Obama FOIA efforts earn mixed grades
Many federal agencies have failed to track basic information in response to Freedom of Information Act requests, according to a House Oversight and Government Reform Committee study released Thursday.
A separate, rosier study from nonprofit OMBWatch noted FOIA progress compared to previous years.
The congressional evaluation based on 180 requests for FOIA logs at 17 Cabinet-level departments and smaller agencies resulted in an overall grade of C-minus, the committee said.
“A number of agencies demonstrated that they are able to track basic information about requests, while others either would not or could not provide such information as requested,” said panel Chairman Darrell Issa, R-Calif. He called the report’s conclusion “troubling and necessitates greater scrutiny.”
The departments that received the most FOIA requests -- Homeland Security, Defense, and Justice -- were missing critical information from their FOIA tracking logs, the study found. Justice, for example, provided information for only three of its 40 components that handle requests.
The departments that demonstrated the most complete log information were Education, Energy, Labor and Transportation.
Nearly half the logs were deemed insufficient, though some contained additional helpful information, the congressional report said. But too many were “vague, missing information and lacking uniformity.”
The more positive evaluation was released Wednesday by OMBWatch, which concluded that the Obama administration “has continued to make progress” in responding to FOIA requests efficiently. Agencies processed more in fiscal 2011, a rise of 6 percent, than in either of the previous two years since President Obama announced his government openness initiative, it said.

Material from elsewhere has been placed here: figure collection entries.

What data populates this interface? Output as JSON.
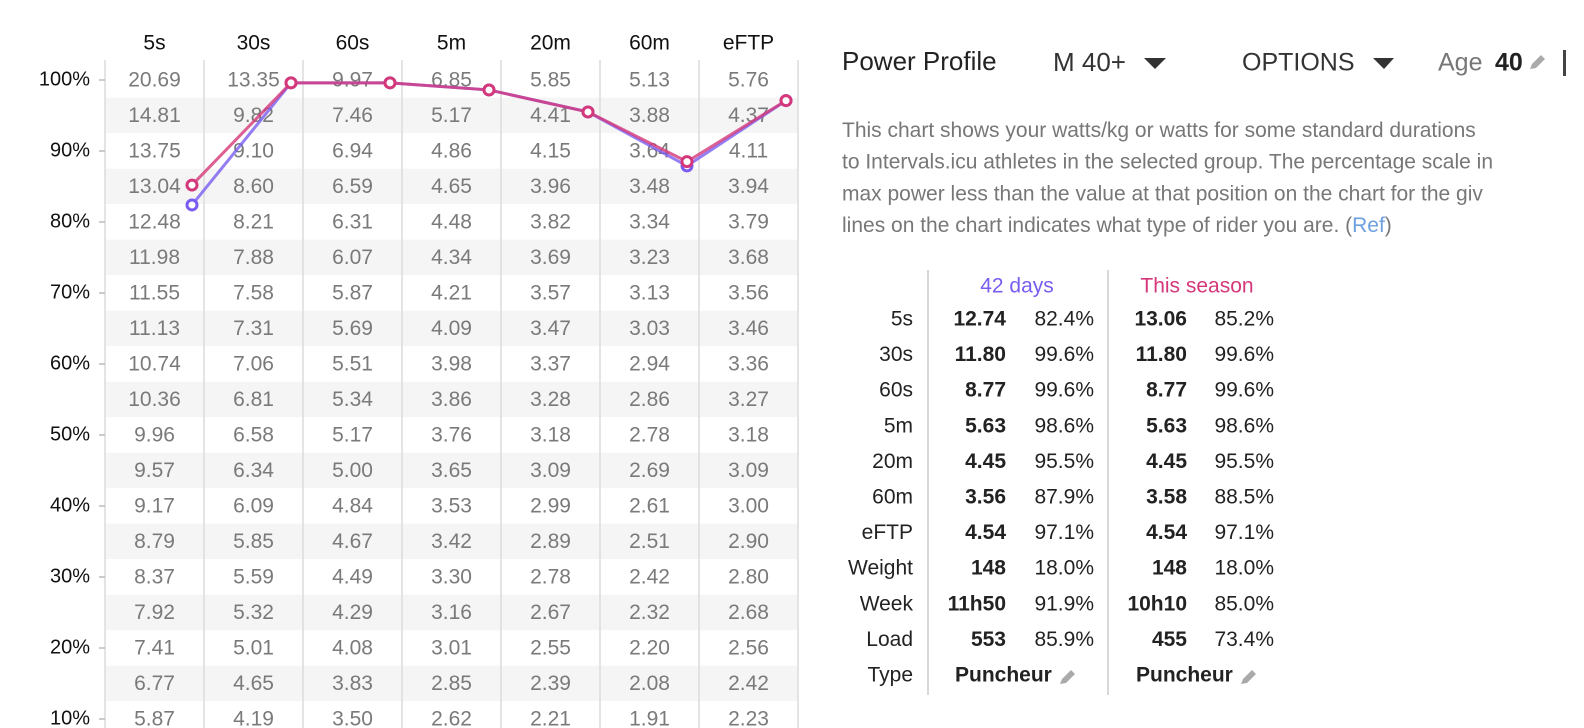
{
  "chart": {
    "type": "line",
    "columns": [
      "5s",
      "30s",
      "60s",
      "5m",
      "20m",
      "60m",
      "eFTP"
    ],
    "rows": [
      [
        "20.69",
        "13.35",
        "9.97",
        "6.85",
        "5.85",
        "5.13",
        "5.76"
      ],
      [
        "14.81",
        "9.82",
        "7.46",
        "5.17",
        "4.41",
        "3.88",
        "4.37"
      ],
      [
        "13.75",
        "9.10",
        "6.94",
        "4.86",
        "4.15",
        "3.64",
        "4.11"
      ],
      [
        "13.04",
        "8.60",
        "6.59",
        "4.65",
        "3.96",
        "3.48",
        "3.94"
      ],
      [
        "12.48",
        "8.21",
        "6.31",
        "4.48",
        "3.82",
        "3.34",
        "3.79"
      ],
      [
        "11.98",
        "7.88",
        "6.07",
        "4.34",
        "3.69",
        "3.23",
        "3.68"
      ],
      [
        "11.55",
        "7.58",
        "5.87",
        "4.21",
        "3.57",
        "3.13",
        "3.56"
      ],
      [
        "11.13",
        "7.31",
        "5.69",
        "4.09",
        "3.47",
        "3.03",
        "3.46"
      ],
      [
        "10.74",
        "7.06",
        "5.51",
        "3.98",
        "3.37",
        "2.94",
        "3.36"
      ],
      [
        "10.36",
        "6.81",
        "5.34",
        "3.86",
        "3.28",
        "2.86",
        "3.27"
      ],
      [
        "9.96",
        "6.58",
        "5.17",
        "3.76",
        "3.18",
        "2.78",
        "3.18"
      ],
      [
        "9.57",
        "6.34",
        "5.00",
        "3.65",
        "3.09",
        "2.69",
        "3.09"
      ],
      [
        "9.17",
        "6.09",
        "4.84",
        "3.53",
        "2.99",
        "2.61",
        "3.00"
      ],
      [
        "8.79",
        "5.85",
        "4.67",
        "3.42",
        "2.89",
        "2.51",
        "2.90"
      ],
      [
        "8.37",
        "5.59",
        "4.49",
        "3.30",
        "2.78",
        "2.42",
        "2.80"
      ],
      [
        "7.92",
        "5.32",
        "4.29",
        "3.16",
        "2.67",
        "2.32",
        "2.68"
      ],
      [
        "7.41",
        "5.01",
        "4.08",
        "3.01",
        "2.55",
        "2.20",
        "2.56"
      ],
      [
        "6.77",
        "4.65",
        "3.83",
        "2.85",
        "2.39",
        "2.08",
        "2.42"
      ],
      [
        "5.87",
        "4.19",
        "3.50",
        "2.62",
        "2.21",
        "1.91",
        "2.23"
      ]
    ],
    "ylim": [
      10,
      100
    ],
    "yticks": [
      {
        "value": 100,
        "label": "100%"
      },
      {
        "value": 90,
        "label": "90%"
      },
      {
        "value": 80,
        "label": "80%"
      },
      {
        "value": 70,
        "label": "70%"
      },
      {
        "value": 60,
        "label": "60%"
      },
      {
        "value": 50,
        "label": "50%"
      },
      {
        "value": 40,
        "label": "40%"
      },
      {
        "value": 30,
        "label": "30%"
      },
      {
        "value": 20,
        "label": "20%"
      },
      {
        "value": 10,
        "label": "10%"
      }
    ],
    "series": [
      {
        "name": "42 days",
        "color": "#7a5cf0",
        "values": [
          82.4,
          99.6,
          99.6,
          98.6,
          95.5,
          87.9,
          97.1
        ],
        "value_labels": [
          "82.4%",
          "99.6%",
          "99.6%",
          "98.6%",
          "95.5%",
          "87.9%",
          "97.1%"
        ]
      },
      {
        "name": "This season",
        "color": "#d4387a",
        "values": [
          85.2,
          99.6,
          99.6,
          98.6,
          95.5,
          88.5,
          97.1
        ],
        "value_labels": [
          "85.2%",
          "99.6%",
          "99.6%",
          "98.6%",
          "95.5%",
          "88.5%",
          "97.1%"
        ]
      }
    ]
  },
  "header": {
    "title": "Power Profile",
    "group": "M 40+",
    "options": "OPTIONS",
    "age_label": "Age",
    "age": "40"
  },
  "description": {
    "lines": [
      "This chart shows your watts/kg or watts for some standard durations",
      "to Intervals.icu athletes in the selected group. The percentage scale in",
      "max power less than the value at that position on the chart for the giv",
      "lines on the chart indicates what type of rider you are. ("
    ],
    "link": "Ref",
    "tail": ")"
  },
  "stats": {
    "extra_labels": [
      "Weight",
      "Week",
      "Load",
      "Type"
    ],
    "sets": [
      {
        "values": [
          "12.74",
          "11.80",
          "8.77",
          "5.63",
          "4.45",
          "3.56",
          "4.54",
          "148",
          "11h50",
          "553",
          "Puncheur"
        ],
        "extra_pct": [
          "18.0%",
          "91.9%",
          "85.9%"
        ]
      },
      {
        "values": [
          "13.06",
          "11.80",
          "8.77",
          "5.63",
          "4.45",
          "3.58",
          "4.54",
          "148",
          "10h10",
          "455",
          "Puncheur"
        ],
        "extra_pct": [
          "18.0%",
          "85.0%",
          "73.4%"
        ]
      }
    ]
  }
}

The numbers of discretionary exemptions (under each agency’s rules) and denials decreased, the watchgroup said approvingly.
"After the Bush administration wrought havoc on the FOIA system, the Obama administration is still rebuilding," said Sean Moulton, OMBWatch’s director of federal information policy. “We’re glad to see generally increased openness, but more work needs to be done to usher in the type of government openness and transparency that the American people want and deserve.”

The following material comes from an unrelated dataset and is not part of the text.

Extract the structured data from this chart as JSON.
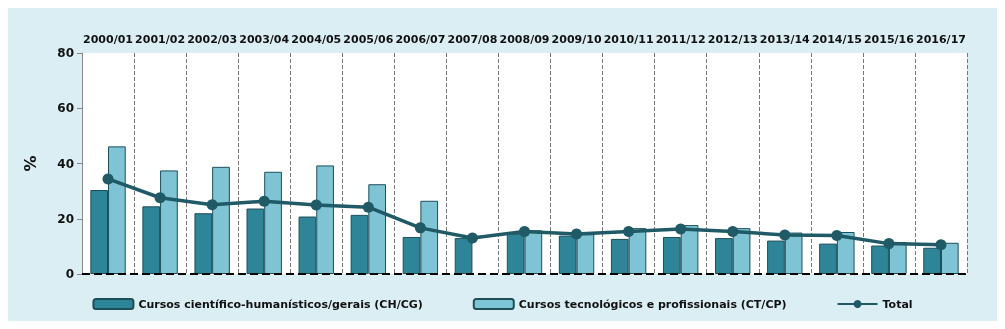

But OMBWatch also found weaknesses and agencies struggling. Due to a surge in requests, the overall FOIA backlog grew by 19 percent, its study said. And the number of exemptions that are required because of other federal laws rose a noteworthy 64 percent, it noted.
The Justice Department this week marked the first-year anniversary of its website FOIA.gov, which contains Freedom of Information Act data for all agencies.
The House panel plans a hearing for March 21 on federal agencies’ difficulties using information technology to improve FOIA processing.